Frank O’Hara’s Last Night

Ken Ruzicka states that people would say rude things like, “You were the one who killed Frank O’Hara.” “It wasn’t like I was speeding, drinking, or doing anything illegal. “All of a sudden, there’s a tragedy.”

On a November morning in Fire Island Pines to the 79-year-old artist and landscape designer Ken Ruzicka sits at a large wooden table at his home. He tells me how he got the table. The space heaters keep the cottage warm and Ruzicka’s own artwork keeps it cool. I feel a touch of summer mold as Ruzicka tells me that the table is from David Ebner, a well-known furniture designer who gave him a garden for his friend many years back.

Frank O'Hara's Last Night

Ruzicka is an excellent storyteller.
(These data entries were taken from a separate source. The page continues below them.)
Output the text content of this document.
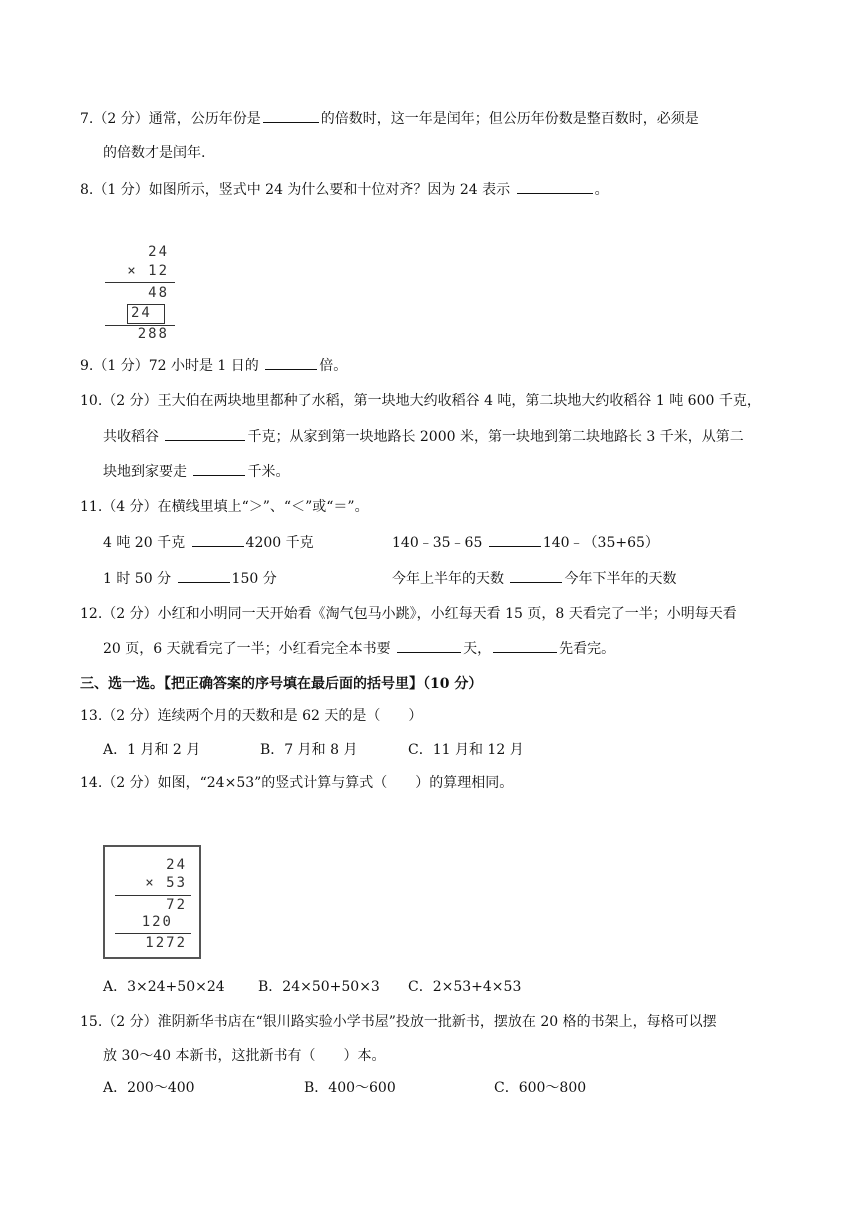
7.（2 分）通常，公历年份是	的倍数时，这一年是闰年；但公历年份数是整百数时，必须是
的倍数才是闰年.
8.（1 分）如图所示，竖式中 24 为什么要和十位对齐？因为 24 表示	。
24
× 12
48
24
288
9.（1 分）72 小时是 1 日的	倍。
10.（2 分）王大伯在两块地里都种了水稻，第一块地大约收稻谷 4 吨，第二块地大约收稻谷 1 吨 600 千克，
共收稻谷	千克；从家到第一块地路长 2000 米，第一块地到第二块地路长 3 千米，从第二
块地到家要走	千米。
11.（4 分）在横线里填上“＞”、“＜”或“＝”。
4 吨 20 千克	4200 千克	140﹣35﹣65	140﹣（35+65）
1 时 50 分	150 分	今年上半年的天数	今年下半年的天数
12.（2 分）小红和小明同一天开始看《淘气包马小跳》，小红每天看 15 页，8 天看完了一半；小明每天看
20 页，6 天就看完了一半；小红看完全本书要	天，	先看完。
三、选一选。【把正确答案的序号填在最后面的括号里】（10 分）
13.（2 分）连续两个月的天数和是 62 天的是（　　）
A．1 月和 2 月	B．7 月和 8 月	C．11 月和 12 月
14.（2 分）如图，“24×53”的竖式计算与算式（　　）的算理相同。
24
× 53
72
120
1272
A．3×24+50×24 B．24×50+50×3 C．2×53+4×53
15.（2 分）淮阴新华书店在“银川路实验小学书屋”投放一批新书，摆放在 20 格的书架上，每格可以摆
放 30～40 本新书，这批新书有（　　）本。
A．200～400	B．400～600	C．600～800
But he also knows why I am here. He is best known as the driver who hit Frank O’Hara on July 24, 1966, near Crown Walk by The Pines. O’Hara was then more well-known as an art curator at The Museum of Modern Art. However, he also published poetry and wouldn’t receive full recognition as a poet until 1971’s posthumous publication of The Collected Poems of Frank O’Hara. He was one of the most influential leaders in the New York School for poetry. His pocket-sized Lunch Poems were written during lunch breaks at MoMA. It is still a staple in today’s cultural fabric almost 60 years later. O’Hara’s influence can also be seen in popular shows like Mad Men where Don Draper (Jon Hamm), reads Meditations in an Emergency from the series’ second finale. Also, Coca-Cola’s recent “Share a Coke” campaign pays homage to O’Hara’s charming poem “Having a Coke with You.”

He says, “People would be rude to say, ‘You were responsible for the death of Frank O’Hara’.” “It wasn’t like I was speeding, drinking, or doing anything illegal. “All of a sudden, there’s a tragedy.”